Influences in My Life

By Na Sung Uk ("David")

Published in The Korea Herald, Readers' Forum, Saturday, June 20, 1998


     Looking back on my life, I can see that there have been three major influences in my life.  The first influence was my father. He was a very strict disciplinarian and he had a lot of rules and expected me to obey his words. Because of this, at the beginning of my senior year of high school, I was very excited at the prospect of leaving home to go away to the university. That excitement quickly vanished and disappointment set in when my father, who was fired from his job, explained to me that he couldn't afford to send me to University. He suggested I enter Junior College, finish a year, and then go into the military and wait for the time he could afford to send me to University. Looking back to that day in 1991, that choice was the wisest my father and I could ever have made.
     This leads me to the second major influence in my life. My first choice for military life had been the Army. Why? I don't recall. When I went to the Army recruiter, I found out that, although I could sign up for delayed entry, I wouldn't be able to leave for boot camp until February 1993, and, to be honest, after21 years of living under " totalitarian" rule by a very strict father, I wanted to leave the day after finishing my first year of Junior College! The Army recruiter said I could leave in February, and that was close enough for me.

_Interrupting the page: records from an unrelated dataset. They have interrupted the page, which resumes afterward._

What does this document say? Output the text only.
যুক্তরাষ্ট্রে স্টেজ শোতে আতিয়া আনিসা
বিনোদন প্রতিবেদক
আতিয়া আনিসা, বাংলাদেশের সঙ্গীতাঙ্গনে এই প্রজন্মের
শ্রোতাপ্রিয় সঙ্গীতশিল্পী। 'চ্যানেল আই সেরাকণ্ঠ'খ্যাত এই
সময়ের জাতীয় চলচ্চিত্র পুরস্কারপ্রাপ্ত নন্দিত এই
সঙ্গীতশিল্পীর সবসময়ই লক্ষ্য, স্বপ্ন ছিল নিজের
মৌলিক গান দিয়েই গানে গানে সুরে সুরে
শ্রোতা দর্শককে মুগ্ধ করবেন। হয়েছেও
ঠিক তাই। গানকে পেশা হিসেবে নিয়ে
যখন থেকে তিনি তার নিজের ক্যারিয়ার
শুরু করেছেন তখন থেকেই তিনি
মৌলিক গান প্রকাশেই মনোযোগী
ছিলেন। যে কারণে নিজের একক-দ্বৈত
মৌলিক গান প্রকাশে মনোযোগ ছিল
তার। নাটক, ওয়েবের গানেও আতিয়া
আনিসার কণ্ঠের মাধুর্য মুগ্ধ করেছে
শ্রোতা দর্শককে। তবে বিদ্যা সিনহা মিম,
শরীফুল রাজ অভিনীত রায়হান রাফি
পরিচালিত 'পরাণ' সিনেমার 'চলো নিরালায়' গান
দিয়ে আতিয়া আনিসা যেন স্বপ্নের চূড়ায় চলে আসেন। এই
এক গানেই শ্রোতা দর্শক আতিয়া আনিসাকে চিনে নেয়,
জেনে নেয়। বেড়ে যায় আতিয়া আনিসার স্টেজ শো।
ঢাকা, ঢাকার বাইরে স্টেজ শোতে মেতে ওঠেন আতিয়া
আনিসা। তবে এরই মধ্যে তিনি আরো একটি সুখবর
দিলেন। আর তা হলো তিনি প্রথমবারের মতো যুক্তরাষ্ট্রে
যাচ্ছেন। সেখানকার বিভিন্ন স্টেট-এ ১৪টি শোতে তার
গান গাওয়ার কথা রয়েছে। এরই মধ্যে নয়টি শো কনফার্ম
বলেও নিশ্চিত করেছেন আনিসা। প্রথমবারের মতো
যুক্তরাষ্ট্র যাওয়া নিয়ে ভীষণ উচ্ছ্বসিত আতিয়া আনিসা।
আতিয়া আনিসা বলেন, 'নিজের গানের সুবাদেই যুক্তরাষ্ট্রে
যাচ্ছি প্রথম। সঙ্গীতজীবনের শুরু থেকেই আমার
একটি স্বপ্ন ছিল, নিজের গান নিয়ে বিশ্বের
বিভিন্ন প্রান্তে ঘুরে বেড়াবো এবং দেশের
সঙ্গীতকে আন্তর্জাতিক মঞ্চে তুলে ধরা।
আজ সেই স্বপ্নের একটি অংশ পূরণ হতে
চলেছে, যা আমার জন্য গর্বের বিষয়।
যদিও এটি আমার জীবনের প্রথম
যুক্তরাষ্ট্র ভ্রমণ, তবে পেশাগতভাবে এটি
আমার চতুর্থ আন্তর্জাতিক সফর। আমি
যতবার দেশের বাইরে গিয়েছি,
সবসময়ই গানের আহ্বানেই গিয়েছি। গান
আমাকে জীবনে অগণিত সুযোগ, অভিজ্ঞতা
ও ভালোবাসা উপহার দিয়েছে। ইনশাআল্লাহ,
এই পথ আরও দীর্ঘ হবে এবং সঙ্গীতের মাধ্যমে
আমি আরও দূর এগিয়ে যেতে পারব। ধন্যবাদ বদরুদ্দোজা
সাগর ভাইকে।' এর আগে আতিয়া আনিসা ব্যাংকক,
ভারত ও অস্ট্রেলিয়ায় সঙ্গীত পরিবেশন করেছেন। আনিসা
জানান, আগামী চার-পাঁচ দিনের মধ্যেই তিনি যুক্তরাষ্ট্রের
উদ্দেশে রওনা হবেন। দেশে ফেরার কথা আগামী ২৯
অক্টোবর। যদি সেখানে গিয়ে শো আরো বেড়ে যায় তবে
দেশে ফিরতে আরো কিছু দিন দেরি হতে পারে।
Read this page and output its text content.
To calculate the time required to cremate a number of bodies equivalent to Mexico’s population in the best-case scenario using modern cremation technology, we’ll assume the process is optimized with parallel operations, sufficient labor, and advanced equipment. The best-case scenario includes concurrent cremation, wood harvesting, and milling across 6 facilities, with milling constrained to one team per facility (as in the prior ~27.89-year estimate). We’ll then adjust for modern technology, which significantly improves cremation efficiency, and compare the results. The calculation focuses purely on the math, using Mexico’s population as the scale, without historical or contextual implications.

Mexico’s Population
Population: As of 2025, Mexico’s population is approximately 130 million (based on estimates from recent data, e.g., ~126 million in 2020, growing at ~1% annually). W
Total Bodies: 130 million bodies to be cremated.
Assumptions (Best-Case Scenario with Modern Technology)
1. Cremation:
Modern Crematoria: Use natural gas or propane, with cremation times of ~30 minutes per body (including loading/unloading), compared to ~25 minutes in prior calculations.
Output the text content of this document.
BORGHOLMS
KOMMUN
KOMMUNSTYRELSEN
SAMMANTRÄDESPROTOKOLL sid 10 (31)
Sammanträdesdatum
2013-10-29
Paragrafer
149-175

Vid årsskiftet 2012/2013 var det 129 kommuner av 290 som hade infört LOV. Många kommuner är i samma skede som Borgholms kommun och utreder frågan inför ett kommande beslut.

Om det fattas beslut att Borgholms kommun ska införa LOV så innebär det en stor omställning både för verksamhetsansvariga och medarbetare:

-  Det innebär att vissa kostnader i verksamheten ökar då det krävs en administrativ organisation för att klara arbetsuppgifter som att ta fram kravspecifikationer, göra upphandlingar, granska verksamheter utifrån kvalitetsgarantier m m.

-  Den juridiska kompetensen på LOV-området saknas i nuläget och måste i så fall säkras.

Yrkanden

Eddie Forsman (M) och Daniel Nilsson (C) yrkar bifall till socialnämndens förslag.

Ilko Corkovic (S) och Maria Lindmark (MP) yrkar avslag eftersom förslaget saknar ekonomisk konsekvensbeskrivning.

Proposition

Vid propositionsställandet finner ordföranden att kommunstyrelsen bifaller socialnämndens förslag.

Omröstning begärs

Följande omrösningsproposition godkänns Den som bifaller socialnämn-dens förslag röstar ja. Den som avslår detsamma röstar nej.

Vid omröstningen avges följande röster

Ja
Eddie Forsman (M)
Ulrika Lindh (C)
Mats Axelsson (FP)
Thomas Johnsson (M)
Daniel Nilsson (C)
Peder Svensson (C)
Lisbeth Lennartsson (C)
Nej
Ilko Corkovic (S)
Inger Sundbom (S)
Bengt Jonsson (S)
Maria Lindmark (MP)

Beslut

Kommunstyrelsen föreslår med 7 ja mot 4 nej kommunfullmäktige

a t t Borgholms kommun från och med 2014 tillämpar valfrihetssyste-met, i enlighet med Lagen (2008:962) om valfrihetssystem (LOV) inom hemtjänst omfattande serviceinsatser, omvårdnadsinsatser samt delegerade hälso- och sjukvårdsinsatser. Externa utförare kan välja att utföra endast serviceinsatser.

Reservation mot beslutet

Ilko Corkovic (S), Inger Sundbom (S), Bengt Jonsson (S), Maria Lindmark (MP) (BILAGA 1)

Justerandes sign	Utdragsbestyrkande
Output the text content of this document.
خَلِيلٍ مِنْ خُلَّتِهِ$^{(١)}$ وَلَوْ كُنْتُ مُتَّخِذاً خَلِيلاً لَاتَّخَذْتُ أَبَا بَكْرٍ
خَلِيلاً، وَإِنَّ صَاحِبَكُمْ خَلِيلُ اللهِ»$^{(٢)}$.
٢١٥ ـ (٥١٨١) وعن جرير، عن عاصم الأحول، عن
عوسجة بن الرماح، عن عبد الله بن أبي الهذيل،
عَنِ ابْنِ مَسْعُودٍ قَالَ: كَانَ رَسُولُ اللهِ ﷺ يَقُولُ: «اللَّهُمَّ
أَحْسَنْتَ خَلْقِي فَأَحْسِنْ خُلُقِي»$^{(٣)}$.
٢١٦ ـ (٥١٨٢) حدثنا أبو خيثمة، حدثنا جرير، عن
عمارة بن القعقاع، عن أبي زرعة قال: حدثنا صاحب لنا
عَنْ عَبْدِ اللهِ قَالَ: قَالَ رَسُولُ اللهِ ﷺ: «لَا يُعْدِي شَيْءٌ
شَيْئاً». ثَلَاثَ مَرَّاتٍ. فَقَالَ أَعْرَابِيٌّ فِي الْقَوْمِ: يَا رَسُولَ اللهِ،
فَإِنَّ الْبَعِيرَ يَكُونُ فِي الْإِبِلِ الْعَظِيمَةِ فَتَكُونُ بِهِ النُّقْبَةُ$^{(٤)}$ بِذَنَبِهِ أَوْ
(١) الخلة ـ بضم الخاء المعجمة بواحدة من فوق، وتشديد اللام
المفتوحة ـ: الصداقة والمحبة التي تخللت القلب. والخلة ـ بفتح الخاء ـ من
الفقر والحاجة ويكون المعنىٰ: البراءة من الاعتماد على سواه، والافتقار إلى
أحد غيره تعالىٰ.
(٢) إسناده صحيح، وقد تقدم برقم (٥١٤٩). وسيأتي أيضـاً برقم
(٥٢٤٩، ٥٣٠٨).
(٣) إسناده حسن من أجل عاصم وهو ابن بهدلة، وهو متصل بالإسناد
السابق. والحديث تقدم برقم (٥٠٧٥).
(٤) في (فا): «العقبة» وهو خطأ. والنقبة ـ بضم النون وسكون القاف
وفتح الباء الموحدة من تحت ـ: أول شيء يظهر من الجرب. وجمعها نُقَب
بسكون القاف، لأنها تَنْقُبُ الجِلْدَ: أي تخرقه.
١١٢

So at 8:00 pm on February 16, 1993, with bags packed and my father hurrying me, I mustered myself to the Uijongbu 306 Military Entrance Processing Station, ready to begin my new life-experience.
     During the next two years and two months of my life, the Army provided me with shelter, spiritual leadership and a safe haven just as my father had done for the first 21 years of my life. however just as my father had certain rules I had to abide by even though I disagreed with them, the Army also had rules. I knew the rules, and if I failed to comply, I had to deal with the consequences of my actions or the lack of them. Now, looking back, I must be honest and admit that, when I take a hard look at them, the rules were fair and made sense.
     The third influence in my life was my grandmother. When I was very young, it was she who made life seem exciting. She was a wood artist, and whether I was sitting on her workbench, hammering nails into a piece of wood, or painting the outside of my playhouse beside her, I felt safe and secure. she cut my nails, she took my temperature when I was sick, she taught me to print my name, and many other things. Then, in 1994, while serving my military time, this great woman passed away. Her death, to me, was sudden and unexpected. Believe it or not, it took nearly two years in the Army for me to realize that she was not only my grandmother, but also the person I most respected. She had been there when I was experiencing my "growing pains" as a young man. Although I could expect he to say "I told you so," I could also count on her unwavering support emotionally or financially. Though I am far from overcoming my grief at her death, the teachings and principles I gleaned from her have proven to be like a living will in my life.
     Now, at the age of 26, having spent over two years in the Army, and having had a job offer already, the realization that I'll be leaving my family again has finally hit me. I must admit, I entered the Army as a young, naive man with no life-experience. However, during my two years of military life, I served as a foot soldier, then a sergeant, and learned self-control and patience. I am now a senior in the Department of English Language and Literature at Daejin University. As much As I don't like to acknowledge it at this point, the time has come for me to leave home again for a new job. Although I don't want to go, I have to go and begin my new life. The good part about my separating from family is that I feel I am prepared for what lies ahead. Had it not been for the three biggest influences on my life, the prospect of leaving my family would be a frightening experience rather than the exciting challenge I anticipate.